If you are looking for a way to talk to your young children or grandchildren about your hearing loss, Papa, Can You Hear Me Now?, a new children’s book by audiologist Dr. Amit Gosalia, may be the answer. With colorful illustrations and simple to understand language, the book tells a positive story about the ways that hearing aids can help bring families closer.
New Book Highlights the Power of Hearing Aids
While the story is simple, its overall message is clear: Hearing aids help with communication. In Anna’s first visit to her Papa’s house, Papa replies strangely to Anna’s questions because he mishears them. He sits quietly at the dinner table, disengaged from the conversation. Anna worries her Papa might be angry with her since he is less interactive.
Anna’s next visit is better because her Papa is now using hearing aids. He is attentive and engaged at family meals and responds appropriately to her questions. Anna asks him why he was angry with her at the previous visit, and he explains that he wasn’t angry, he just couldn’t hear as well as he can now that he has hearing aids.
As hearing aid wearers, we know that hearing aids do not solve all listening problems, especially in loud settings or where there are multiple speakers. Hearing aids are most impactful in one-on-one conversations in quiet settings, like the one in this story. These nuances are overlooked, but rightly so, keeping the dialogue at an appropriate age level.
How to Teach Grandchildren About Hearing Loss
Young children are often difficult to understand. They may mumble, or slur their words together, and typically have softer and higher pitched voices. That is, when they are not shrieking with delight or terror. This manner of speaking makes it hard to understand them under the best of conditions.

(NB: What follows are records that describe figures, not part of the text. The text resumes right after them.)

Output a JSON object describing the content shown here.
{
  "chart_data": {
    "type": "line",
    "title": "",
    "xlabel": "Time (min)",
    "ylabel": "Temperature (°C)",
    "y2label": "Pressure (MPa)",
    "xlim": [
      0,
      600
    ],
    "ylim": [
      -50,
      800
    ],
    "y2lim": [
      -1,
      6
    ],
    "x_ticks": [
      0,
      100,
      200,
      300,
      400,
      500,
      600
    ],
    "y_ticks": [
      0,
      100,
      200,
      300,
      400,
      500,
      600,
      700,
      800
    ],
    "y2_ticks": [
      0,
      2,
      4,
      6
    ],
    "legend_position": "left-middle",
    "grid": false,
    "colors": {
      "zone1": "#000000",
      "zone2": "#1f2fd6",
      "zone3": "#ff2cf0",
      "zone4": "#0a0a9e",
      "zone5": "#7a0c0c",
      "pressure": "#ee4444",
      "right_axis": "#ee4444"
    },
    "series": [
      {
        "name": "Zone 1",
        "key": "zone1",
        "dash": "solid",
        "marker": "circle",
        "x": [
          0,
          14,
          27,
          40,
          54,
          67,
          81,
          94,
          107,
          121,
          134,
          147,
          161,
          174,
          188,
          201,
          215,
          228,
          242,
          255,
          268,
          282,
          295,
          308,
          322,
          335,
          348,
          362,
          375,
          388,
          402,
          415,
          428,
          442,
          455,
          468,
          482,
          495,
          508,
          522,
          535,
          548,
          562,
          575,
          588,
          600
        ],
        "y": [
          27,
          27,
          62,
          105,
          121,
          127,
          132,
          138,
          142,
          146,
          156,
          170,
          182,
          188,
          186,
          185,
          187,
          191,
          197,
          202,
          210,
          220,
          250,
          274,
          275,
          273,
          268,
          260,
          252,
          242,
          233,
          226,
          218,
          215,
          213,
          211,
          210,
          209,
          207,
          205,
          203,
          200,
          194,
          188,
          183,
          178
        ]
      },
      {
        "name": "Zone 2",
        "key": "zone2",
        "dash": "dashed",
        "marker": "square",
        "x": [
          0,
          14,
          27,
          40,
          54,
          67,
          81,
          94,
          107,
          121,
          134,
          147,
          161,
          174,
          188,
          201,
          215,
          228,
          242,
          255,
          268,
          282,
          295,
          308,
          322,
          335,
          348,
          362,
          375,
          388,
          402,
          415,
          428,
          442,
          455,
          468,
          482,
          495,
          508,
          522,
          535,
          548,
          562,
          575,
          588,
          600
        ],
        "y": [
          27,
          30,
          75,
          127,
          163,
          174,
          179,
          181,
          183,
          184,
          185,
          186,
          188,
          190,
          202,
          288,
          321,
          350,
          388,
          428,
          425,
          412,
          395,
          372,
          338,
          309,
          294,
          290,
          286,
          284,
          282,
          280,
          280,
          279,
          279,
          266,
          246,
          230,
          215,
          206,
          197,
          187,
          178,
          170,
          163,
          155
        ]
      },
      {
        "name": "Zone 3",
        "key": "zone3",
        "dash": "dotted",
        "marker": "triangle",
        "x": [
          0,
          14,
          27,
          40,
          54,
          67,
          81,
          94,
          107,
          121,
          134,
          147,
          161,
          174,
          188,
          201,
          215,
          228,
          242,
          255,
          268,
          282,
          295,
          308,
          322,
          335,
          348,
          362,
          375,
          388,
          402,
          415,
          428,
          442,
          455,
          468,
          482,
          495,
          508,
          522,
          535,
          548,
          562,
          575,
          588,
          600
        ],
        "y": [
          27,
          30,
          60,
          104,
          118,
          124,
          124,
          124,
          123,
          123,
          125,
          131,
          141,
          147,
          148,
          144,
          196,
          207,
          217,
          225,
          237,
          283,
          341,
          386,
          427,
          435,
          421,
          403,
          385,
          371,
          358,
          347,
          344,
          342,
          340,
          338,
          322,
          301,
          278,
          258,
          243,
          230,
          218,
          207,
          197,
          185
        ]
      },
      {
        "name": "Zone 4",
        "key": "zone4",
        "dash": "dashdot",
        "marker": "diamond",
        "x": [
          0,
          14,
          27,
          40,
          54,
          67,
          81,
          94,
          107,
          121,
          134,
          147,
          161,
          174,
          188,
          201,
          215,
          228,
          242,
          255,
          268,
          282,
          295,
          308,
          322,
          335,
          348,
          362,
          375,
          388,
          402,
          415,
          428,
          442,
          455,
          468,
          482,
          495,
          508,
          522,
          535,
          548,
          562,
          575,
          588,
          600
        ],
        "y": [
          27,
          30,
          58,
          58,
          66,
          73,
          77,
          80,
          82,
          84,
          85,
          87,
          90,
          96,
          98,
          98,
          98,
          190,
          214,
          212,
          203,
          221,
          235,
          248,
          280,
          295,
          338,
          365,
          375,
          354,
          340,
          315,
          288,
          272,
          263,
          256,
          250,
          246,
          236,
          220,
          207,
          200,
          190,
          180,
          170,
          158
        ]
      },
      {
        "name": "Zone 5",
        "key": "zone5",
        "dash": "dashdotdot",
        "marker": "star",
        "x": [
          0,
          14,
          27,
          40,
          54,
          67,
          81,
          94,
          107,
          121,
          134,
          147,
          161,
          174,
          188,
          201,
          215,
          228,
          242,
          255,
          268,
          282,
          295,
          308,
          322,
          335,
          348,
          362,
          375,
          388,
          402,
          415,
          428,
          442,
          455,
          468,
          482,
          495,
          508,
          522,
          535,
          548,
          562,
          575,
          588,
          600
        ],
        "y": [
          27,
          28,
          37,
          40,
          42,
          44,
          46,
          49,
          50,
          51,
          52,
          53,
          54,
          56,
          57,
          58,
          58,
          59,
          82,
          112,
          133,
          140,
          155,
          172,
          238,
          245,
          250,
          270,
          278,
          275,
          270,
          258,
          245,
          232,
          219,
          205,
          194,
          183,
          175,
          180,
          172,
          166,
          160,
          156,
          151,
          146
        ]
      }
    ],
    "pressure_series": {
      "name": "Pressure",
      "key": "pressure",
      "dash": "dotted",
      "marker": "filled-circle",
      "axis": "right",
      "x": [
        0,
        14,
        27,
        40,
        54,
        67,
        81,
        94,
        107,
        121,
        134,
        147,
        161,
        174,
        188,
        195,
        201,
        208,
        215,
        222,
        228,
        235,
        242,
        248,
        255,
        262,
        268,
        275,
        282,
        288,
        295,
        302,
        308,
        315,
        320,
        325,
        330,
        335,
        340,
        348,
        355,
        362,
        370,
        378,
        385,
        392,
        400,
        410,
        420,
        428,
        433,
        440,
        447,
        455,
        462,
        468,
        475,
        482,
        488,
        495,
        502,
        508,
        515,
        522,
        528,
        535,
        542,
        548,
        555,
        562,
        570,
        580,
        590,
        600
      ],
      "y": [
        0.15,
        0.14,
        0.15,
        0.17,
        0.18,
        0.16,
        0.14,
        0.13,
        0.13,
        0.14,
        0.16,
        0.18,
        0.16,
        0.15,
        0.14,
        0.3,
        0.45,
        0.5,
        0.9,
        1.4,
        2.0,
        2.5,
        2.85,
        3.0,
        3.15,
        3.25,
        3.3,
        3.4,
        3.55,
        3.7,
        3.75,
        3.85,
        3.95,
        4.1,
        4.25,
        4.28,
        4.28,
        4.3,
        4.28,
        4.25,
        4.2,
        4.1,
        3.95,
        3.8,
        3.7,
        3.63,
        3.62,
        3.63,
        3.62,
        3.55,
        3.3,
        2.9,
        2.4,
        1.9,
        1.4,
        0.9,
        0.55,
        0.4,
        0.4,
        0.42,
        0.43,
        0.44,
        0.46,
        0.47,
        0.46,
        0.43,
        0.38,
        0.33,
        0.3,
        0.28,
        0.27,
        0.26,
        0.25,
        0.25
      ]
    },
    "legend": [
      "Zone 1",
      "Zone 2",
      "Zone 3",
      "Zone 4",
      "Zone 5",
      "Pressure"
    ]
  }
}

With hearing loss, it can be even tougher, especially with age-related hearing loss, which tends to occur in the higher frequencies.
In my earlier post “How to Talk to Your Grandchildren About Hearing Loss,” I share several tips for educating young children about hearing loss so they can help you hear your best. Things like getting your attention before speaking and being sure to face you when talking are simple fixes that can make the difference between a fun and a frustrating visit.
Other tips include teaching them to take turns speaking and to talk at a normal volume and pace to help with speechreading. If you miss something, be sure to ask for clarification. And keep your sense of humor intact. Mishears can be funny if you let them. Children, especially young ones, are very accepting. Show them that you are OK with your hearing loss and they will be too.
Reading books about hearing loss can be a wonderful way to explain your hearing loss and a fun activity. If you have a young child in your hearing loss live, be sure to add Papa, Can You Hear Me Now? to your reading list.
Readers, do you have trouble hearing young children?